Setiap nurani manusia pasti sepakat bahwa perlakuan keji manusia di Timur tengah atau di daerah lainnya adalah kejahatan luar biasa. Sangat biadab! Wajar jika doa mengalir untuk saudara-saudara semanusia di sana, ataupun menimpakan sumpah serapah untuk para penjahat kemanusiaan. Respons terhadap itu bahkan bisa berupa tindakan nyata untuk memberikan pelajaran yang setimpal bagi para penghianat nurani. Namun, naïf juga jika menganggap bahwa pembantaian manusia di Paris adalah tindakan yang biasa saja, apalagi membenarkannya. Kita seharusnya berlaku adil atas dasar kemanusiaan. Perbedaan negara, bangsa, dan agama bukanlah alasan yang benar untuk tak saling mengasihi. Manusia tetaplah manusia yang punya sisi kemanusiaan. Itulah yang terpenting. Atas dasar kemanusiaanlah sehingga kedamaian seutuhnya di muka bumi, masih wajar kita impikan.

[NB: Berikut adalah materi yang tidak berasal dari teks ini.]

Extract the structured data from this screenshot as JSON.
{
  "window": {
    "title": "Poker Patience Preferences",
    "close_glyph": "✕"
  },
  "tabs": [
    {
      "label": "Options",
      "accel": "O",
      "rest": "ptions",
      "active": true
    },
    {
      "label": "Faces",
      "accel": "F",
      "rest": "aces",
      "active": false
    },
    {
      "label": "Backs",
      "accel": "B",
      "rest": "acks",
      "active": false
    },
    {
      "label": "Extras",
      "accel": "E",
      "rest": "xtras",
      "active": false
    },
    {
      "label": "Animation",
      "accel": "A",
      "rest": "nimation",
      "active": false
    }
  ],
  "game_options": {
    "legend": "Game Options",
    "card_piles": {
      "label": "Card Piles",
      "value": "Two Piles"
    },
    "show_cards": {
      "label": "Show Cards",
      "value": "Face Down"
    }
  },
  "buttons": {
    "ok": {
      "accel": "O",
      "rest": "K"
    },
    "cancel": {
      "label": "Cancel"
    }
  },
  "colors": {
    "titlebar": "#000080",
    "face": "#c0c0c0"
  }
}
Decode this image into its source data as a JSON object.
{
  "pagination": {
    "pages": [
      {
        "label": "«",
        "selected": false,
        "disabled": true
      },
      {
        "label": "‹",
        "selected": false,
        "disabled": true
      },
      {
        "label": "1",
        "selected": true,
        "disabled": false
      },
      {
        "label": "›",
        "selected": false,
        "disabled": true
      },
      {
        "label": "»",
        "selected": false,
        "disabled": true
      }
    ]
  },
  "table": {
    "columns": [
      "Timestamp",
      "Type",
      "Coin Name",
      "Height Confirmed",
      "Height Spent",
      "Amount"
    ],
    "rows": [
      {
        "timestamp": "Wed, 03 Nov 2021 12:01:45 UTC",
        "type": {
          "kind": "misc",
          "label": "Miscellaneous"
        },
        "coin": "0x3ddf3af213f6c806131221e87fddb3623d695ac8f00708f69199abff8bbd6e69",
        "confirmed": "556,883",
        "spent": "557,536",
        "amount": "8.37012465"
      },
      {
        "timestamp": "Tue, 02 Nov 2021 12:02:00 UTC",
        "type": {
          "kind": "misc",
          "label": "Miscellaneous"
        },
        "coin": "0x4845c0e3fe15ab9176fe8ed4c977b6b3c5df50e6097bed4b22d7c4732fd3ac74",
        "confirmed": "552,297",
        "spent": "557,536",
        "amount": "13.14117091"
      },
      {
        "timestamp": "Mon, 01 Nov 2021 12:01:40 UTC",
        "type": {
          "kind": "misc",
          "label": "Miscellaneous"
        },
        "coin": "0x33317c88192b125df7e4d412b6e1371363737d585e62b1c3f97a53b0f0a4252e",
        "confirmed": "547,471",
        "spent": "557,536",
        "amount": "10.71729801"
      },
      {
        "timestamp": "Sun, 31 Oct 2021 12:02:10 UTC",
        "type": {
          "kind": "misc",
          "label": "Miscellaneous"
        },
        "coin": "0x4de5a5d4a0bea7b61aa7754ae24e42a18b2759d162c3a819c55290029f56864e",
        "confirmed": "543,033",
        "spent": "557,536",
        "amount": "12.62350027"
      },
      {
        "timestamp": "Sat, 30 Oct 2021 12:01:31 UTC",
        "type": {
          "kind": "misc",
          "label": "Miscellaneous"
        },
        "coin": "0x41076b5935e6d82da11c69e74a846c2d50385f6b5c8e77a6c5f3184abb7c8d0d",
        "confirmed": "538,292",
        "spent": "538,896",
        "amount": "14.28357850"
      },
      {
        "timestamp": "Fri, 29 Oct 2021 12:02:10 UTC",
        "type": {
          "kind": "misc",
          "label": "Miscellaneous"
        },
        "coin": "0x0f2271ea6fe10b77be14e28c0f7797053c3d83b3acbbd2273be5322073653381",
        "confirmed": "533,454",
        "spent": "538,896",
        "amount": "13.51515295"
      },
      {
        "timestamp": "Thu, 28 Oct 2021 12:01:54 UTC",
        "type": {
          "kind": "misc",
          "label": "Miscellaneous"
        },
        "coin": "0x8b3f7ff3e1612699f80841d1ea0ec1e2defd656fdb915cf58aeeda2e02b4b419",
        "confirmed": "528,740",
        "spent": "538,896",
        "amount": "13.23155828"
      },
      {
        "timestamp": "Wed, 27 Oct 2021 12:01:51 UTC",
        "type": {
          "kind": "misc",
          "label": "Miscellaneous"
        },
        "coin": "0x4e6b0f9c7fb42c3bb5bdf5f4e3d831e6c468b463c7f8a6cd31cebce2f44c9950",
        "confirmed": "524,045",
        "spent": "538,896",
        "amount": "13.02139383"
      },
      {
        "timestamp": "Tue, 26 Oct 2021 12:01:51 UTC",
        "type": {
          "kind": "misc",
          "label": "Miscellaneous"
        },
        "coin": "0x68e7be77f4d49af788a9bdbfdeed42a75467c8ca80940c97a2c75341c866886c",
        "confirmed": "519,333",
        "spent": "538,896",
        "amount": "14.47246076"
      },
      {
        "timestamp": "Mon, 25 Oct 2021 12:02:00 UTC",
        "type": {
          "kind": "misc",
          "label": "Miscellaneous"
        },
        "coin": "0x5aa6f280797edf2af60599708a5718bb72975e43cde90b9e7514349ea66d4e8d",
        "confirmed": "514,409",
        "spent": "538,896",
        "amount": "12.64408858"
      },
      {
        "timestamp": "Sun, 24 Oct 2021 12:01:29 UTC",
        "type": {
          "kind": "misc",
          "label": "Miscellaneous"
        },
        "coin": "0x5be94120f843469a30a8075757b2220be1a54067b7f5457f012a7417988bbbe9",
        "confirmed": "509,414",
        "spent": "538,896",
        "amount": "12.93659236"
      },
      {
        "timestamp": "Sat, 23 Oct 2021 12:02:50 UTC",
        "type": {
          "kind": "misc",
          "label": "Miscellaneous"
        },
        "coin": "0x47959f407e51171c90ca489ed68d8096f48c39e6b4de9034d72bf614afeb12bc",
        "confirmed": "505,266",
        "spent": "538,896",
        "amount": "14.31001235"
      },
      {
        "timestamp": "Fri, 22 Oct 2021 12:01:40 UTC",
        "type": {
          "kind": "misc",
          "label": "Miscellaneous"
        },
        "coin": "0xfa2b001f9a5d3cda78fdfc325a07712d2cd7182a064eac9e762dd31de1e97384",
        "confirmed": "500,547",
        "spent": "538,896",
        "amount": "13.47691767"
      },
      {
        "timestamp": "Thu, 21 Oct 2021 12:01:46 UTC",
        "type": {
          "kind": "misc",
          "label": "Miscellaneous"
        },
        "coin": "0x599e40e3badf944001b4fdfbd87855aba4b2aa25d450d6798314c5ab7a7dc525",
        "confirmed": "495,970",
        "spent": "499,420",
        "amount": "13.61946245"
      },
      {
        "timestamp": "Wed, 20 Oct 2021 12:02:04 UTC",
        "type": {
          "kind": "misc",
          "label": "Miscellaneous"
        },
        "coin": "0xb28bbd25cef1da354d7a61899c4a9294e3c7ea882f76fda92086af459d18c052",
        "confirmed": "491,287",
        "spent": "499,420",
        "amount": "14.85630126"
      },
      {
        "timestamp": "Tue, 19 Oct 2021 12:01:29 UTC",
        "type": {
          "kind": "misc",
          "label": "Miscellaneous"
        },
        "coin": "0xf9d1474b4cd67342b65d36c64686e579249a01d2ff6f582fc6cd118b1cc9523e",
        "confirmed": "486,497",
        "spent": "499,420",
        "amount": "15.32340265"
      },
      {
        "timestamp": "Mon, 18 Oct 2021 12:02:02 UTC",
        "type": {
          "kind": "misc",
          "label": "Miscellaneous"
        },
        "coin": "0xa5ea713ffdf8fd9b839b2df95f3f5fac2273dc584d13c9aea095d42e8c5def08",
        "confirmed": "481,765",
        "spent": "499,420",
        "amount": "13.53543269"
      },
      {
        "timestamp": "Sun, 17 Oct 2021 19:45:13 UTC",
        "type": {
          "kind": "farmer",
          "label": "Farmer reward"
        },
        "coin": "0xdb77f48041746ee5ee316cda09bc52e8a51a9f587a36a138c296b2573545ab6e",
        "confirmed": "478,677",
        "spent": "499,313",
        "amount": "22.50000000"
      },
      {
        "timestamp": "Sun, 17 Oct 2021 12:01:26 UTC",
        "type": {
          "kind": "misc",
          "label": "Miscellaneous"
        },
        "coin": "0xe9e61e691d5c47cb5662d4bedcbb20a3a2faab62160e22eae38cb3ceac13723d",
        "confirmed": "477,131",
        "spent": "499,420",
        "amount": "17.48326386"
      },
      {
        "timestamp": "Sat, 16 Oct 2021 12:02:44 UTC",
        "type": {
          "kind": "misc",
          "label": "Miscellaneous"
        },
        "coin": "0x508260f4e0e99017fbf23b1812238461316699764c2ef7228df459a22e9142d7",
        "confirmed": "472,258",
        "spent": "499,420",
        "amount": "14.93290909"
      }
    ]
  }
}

Jangan sampailah, akibat kebencian yang tak berdasar dan berlebihan terhadap kekejian, kita malah membenarkan tindakan buruk serupa. Akhirnya tanpa sadar, kita juga menjadi seorang manusia yang keji. Berhentilah menuruti dendam yang tak pernah terpuaskan secara membabi-buta, layaknya mengejar bayang-bayang diri sendiri. Sudah saatnya dan seharusnya, manusia merasa damai dan hidup dalam kedamaian kerena agama. Agama diturunkan untuk mengatur kehidupan manusia, termasuk menjaga hakikat kemanusiaan. Tak ada gunanya bersikap diskriminatif dan sentimen hingga mengobarkan kebencian atas nama agama. Jangan sampailah kita membunuh sisi kemanusiaan kita dengan agama. Sangat ironis jika begitu. 

Satu hal yang kita sadari secara naluriah sebagai manusia, tanpa perlu bertapa atau menghatamkan tak terhingga bacaan berbobot tinggi, bahwa tak ada manusia yang bahagia kehilangan sanak-saudaranya. Tak ada manusia yang tak sedih dan geram melihat pembantaian manusia secara keji, kecuali mereka yang telah membungkam sisi kemanusiaannya. Setiap nurani manusia normal pasti tersentuh menyaksikan lakon manusia yang mengharukan. Nurani sebagai sumber kemanusiaanlah senantiasa membisikkan kebajikan kepada kita, tentang kata-kata Tuhan. Agama tak sedikit pun bertentangan dengan nurani. Nafsu amarahlah yang sering kali menentangi ajaran agama. Maka sudah sepantasnya kita memelihara nurani kemanusiaan kita dengan agama. Dan untuk orang-orang yang merasa beragama, sering-seringlah bertanya pada nurani.